西尔维娅站起来,她那双镶嵌在石头一样苍白的脸上的眼睛里喷射出怒火:“康赛特神父,”她说,“他们枪决凯塞门[200]的那天,他也被吊死了。他们不敢把这写报纸上,因为他是个神父,而且所有指控他的证人都是北爱尔兰[201]人……就这样我还不能说这是场被诅咒了的战争。”
提金斯摇摇头,像个老年人一样又缓慢又沉重。
“你可以为我……”他说,“为我摇摇铃,好吗?别走……”
他沉重而闷闷不乐地坐在椅子里,封闭房间里的忧郁笼罩了他全身。
“斯贝尔登关于亵渎的文章,”他说,“归根到底可能是对的。从提金斯家的角度,你可以这么说。自第一个法官从天主教徒隆德斯那里骗来了格罗比以后,没有一个提金斯家的人不是因为心碎或者意外而死。这一万五千英亩的好农场和铁矿,上面还有那么多石楠花……怎么说的来着:‘尽管你像什么一样什么,你还是逃不过……’[202]怎么说的来着?”
“诽谤!”西尔维娅带着强烈的愤恨说,“像冰一样坚贞,像雪一样纯洁……像你一样……”
提金斯说:“是的!是的……提醒你,没有一个提金斯家的人软弱没用。一个都没有!他们心碎是有原因的……比如我可怜的父亲……”
西尔维娅说:“别说了!”
“我两个哥哥都死在印度兵团里,同一天,相隔不到一英里。我姐姐死在同一周,在海上,离他们也不远……不引人注意的人。但是人们也会喜欢不引人注意的人……”
接线员在门口。提金斯叫她让波特·斯卡索勋爵下来……
“当然,你必须知道这些细节,”提金斯说,“作为我父亲的继承人的母亲……我父亲在一天之内得到了这三个消息。这足够让他心碎了。在那之后,他只活了一个月。
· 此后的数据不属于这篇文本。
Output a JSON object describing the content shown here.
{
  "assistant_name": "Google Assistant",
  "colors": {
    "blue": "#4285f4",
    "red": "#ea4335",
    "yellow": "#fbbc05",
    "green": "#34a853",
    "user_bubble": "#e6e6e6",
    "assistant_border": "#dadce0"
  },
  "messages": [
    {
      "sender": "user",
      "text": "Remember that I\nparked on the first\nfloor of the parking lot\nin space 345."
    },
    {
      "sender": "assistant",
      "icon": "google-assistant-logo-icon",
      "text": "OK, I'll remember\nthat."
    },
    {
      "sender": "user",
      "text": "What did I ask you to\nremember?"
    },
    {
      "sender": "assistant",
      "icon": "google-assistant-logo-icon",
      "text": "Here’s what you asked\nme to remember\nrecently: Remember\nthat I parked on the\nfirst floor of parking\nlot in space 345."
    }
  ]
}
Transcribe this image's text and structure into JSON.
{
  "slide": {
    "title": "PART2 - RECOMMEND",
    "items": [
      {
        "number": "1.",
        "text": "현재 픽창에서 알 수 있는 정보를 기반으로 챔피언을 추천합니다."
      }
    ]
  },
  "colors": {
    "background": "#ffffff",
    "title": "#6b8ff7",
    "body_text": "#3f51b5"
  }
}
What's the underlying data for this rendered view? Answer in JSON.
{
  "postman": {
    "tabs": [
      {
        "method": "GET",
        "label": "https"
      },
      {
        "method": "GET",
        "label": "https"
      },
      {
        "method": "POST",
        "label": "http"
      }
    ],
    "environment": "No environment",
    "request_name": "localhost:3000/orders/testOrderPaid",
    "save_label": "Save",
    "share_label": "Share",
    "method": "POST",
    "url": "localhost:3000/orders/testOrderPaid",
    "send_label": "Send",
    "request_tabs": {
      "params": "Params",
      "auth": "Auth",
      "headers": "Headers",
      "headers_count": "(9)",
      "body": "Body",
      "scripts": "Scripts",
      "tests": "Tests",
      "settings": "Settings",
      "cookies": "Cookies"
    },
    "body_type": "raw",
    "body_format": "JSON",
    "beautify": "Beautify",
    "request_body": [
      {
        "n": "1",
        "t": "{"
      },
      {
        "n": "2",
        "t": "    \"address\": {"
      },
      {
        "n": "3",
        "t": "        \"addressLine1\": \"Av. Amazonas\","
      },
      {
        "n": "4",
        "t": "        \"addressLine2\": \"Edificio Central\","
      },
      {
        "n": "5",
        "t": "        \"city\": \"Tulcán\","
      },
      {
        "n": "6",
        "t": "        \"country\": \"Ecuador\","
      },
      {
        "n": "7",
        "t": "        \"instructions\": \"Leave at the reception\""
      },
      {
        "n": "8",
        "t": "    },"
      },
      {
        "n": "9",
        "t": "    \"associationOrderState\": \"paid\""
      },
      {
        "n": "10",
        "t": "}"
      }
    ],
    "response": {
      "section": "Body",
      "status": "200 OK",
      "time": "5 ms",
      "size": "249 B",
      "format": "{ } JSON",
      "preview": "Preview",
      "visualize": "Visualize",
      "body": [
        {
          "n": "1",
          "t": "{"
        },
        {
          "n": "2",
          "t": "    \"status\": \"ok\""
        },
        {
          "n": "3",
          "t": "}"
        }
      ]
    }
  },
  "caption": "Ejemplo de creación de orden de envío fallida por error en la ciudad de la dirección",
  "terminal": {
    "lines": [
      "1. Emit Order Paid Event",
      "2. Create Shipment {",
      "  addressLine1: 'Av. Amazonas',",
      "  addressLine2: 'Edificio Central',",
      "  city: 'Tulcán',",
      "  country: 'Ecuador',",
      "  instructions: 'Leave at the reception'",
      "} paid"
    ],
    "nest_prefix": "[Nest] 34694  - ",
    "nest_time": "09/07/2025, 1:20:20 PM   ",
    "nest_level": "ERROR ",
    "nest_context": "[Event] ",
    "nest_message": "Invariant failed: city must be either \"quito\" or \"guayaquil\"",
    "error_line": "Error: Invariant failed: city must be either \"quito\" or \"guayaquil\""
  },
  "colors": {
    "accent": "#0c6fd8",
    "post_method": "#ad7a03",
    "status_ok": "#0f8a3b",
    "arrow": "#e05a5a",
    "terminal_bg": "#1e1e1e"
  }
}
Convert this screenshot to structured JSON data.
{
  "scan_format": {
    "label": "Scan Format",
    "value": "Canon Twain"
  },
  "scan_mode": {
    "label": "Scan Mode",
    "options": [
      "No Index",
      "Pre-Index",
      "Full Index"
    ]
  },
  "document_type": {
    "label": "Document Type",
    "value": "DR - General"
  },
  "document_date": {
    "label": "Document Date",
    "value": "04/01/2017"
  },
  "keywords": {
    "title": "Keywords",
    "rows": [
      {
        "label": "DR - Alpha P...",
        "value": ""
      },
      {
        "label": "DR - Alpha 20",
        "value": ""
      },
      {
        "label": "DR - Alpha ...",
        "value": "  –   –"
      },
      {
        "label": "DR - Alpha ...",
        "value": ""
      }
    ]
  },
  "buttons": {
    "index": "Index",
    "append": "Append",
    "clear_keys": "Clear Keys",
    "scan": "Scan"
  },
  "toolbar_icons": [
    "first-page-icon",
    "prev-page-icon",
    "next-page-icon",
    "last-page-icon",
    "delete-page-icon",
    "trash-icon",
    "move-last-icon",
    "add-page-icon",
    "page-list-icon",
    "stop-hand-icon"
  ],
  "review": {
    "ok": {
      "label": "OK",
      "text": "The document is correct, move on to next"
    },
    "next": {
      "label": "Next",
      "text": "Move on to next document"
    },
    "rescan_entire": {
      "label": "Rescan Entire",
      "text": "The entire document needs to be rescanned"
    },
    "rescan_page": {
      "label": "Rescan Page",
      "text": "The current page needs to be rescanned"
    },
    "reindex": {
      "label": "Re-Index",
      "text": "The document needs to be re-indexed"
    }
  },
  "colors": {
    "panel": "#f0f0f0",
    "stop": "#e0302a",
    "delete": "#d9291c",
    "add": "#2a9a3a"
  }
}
我看到他……”
西尔维娅刺耳地尖叫道:“别说了!别说了!别说了!”
她抓紧壁炉,保持站立的姿势。“你父亲心碎而死,”她说,“是因为你哥哥最好的朋友,拉格尔斯,告诉他你是一个没用的人,花着女人的钱,还让他最老的朋友的女儿怀了孩子……”
提金斯说:“哦!啊!是的……我猜到了。我知道,真的。我猜那个可怜的家伙现在知道得更多了,或者他不知道……这不重要。”